CVS Caremark pulling tobacco products - a public health game-changer
Mar 02, 2014 | 335 views | 0 0 comments | 1 1 recommendations | email to a friend | print

Dear Editor:

For the past 30 years, I've fought for lung health with the American Lung Association. Our organization has been a leader in the battle against tobacco, which is the leading cause of preventable illness and death in the U.S. Over the years, this battle has experienced dramatic highs and disappointing lows. CVS Caremark’s recent announcement that they will no longer sell tobacco products at CVS/pharmacy locations represents a great milestone in efforts to move toward becoming a healthier, smokefree nation.

CVS Caremark took a bold step in making the health and well-being of current and future customers and employees a top priority. We at the American Lung Association commend the company’s leaders for their decision and urge more retailers to follow CVS Caremark’s brave lead, and help eliminate tobacco-caused deaths and disease by pulling tobacco products from their own shelves

Reducing access to tobacco is an important first step, but we also need to support those who are actively trying to quit.

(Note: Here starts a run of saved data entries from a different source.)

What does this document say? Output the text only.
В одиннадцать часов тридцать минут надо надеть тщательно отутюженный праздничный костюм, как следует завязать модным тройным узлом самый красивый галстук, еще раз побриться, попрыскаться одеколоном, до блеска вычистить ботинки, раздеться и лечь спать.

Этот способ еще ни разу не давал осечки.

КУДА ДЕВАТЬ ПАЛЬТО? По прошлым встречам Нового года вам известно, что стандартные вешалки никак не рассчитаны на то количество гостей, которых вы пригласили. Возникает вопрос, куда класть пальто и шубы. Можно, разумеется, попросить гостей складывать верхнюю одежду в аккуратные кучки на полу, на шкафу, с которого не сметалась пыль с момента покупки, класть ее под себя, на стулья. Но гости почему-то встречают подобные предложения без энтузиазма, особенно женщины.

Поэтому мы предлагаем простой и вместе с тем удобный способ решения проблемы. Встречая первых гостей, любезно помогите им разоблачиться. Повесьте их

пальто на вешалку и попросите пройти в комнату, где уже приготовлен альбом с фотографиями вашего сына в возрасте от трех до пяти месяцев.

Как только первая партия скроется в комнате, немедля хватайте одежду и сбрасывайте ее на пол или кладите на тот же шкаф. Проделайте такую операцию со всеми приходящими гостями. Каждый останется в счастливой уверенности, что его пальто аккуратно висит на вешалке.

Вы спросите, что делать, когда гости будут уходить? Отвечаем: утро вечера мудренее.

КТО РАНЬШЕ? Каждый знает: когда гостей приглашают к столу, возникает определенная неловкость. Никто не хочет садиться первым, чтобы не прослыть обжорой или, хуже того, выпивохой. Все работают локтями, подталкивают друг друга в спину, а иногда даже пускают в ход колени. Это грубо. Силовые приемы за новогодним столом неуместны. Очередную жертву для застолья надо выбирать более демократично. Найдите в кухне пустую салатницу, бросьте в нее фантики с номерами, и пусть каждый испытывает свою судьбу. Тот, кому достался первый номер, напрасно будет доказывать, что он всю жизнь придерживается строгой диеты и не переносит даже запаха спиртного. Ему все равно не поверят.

There are approximately 43 million American smokers. Of those, 70 percent - or 30 million individuals - want to quit.

Comprehensive quit-smoking programs like the Lung Association's Quitter in You program (http://www.quitterinyou.org/), coupled with a decision like CVS's, can help us move toward a generation that will not be defined by smoking-related illnesses like lung cancer and chronic obstructive pulmonary disease (COPD).

You can help! Sign our online pledge (http://bit.ly/1moYG20), and help the American Lung Association end the tobacco epidemic by:

• preventing kids from starting to smoke,

• helping smokers quit and

• protecting everyone from the dangers of secondhand smoke.

You can also do your part by patronizing retailers like CVS who put public health first.

Working together, we can create America’s first tobacco-free generation and help make tobacco history.